Though to be fair, any good husband would be legitimately concerned about such a trip. Another little window into the life of Bess St. Michel Pepys suggesting she was hardly held captive at home, however deficient Sam may have been in other respects.

"And sir...You might add that I never agreed to the thing with my uncle Wight." Sam, proud air of the model...well for 1665...husband.

"Darling...Don't push it." Bess frowns.

***
Say, Bess...Do us one favor and cough a couple of times when you and Sam hit the sack.

jeannine   Link to this

and entered all my Journall since the 28 of October..”

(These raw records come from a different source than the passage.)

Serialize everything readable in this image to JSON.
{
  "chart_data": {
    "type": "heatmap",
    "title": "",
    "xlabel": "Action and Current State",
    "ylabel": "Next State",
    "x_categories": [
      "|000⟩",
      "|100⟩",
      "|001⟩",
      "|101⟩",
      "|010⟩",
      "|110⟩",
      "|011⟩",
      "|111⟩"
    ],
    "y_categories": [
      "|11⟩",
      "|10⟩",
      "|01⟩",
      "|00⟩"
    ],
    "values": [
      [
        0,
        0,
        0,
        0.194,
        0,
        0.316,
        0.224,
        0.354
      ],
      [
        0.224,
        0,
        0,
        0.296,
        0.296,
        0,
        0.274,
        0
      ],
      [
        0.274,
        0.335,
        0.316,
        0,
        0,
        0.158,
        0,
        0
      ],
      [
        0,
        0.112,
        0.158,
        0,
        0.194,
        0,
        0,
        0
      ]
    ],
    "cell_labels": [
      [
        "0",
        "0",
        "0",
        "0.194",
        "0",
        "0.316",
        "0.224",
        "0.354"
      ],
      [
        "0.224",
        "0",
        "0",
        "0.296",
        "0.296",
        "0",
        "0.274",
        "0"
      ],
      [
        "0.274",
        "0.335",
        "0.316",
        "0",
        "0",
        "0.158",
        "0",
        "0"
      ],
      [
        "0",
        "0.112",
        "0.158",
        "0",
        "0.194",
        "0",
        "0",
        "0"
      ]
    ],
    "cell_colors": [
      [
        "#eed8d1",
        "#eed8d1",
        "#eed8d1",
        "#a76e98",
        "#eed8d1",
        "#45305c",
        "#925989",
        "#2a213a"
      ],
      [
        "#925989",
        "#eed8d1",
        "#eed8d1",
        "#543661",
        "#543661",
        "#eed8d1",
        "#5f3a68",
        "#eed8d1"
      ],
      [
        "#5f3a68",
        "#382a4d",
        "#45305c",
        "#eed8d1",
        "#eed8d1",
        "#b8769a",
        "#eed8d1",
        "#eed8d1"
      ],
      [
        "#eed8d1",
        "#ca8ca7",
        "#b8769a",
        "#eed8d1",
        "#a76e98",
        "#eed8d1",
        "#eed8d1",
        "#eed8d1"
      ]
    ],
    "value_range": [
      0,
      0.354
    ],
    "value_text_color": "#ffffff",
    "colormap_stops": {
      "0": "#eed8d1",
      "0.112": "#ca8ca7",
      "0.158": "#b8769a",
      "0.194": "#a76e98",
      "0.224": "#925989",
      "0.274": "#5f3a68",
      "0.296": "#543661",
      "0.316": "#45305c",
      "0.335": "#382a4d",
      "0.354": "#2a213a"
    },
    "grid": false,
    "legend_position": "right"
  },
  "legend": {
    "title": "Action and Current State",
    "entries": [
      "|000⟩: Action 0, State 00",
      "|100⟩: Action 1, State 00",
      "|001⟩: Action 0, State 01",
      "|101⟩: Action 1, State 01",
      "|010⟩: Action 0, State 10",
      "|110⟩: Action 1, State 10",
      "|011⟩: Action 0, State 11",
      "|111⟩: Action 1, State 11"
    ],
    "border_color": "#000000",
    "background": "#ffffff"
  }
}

In addition to remembering what he did all of those days (even with notes) he also had to write it by hand. I did a copy and paste into a word document to see how many words and/or characters he wrote (approximate--I deleted the editor notes etc.) and it's about 5433 words or 22595 characters, without including spaces. It was about 6 pages of type. I can't imagine how tedious it would be to write all of that out long hand in one day, with candlelight and a slower writing instrument than what we have today. Even with great lighting and a 'good' pen it would not be a chore for wimps (like me!)

dirk   Link to this

From the Carte Papers, Bodleian Library
http://www.bodley.ox.ac.uk/dept/scwmss/projects...

Minutes of a Council of War, held on board the Royal James, at the Nore, 10 November, 1665

Date: 10 November 1665

Direct the dispostion of ships specified into Winter-quarters, and the mustering of crews. ...

cgs   Link to this

Writing : please do not forget the making of the ink and then the constant dipping and the removing the dripping excess and the many quills [all those Thames swans that be having feathers removed] he dothe use.
Along with sopping up of dropped spots and then be those odd bits that get on the fingers. [oh! the good old days before Biro's]

Wim van der Meij   Link to this

- to wrote all of that in long hand -
Did not Sam write in shorthand? Must have been faster.

cgs   Link to this

Did not Sam write in shorthand?

Ans: Yes he dothe write in Sheldon lingo for his notes for his private inspiration and consumption, and maybe he did some for his preparation of notes [Questionable] to give work to the clerical staff but for his daily work, it be in longhand, blots and all.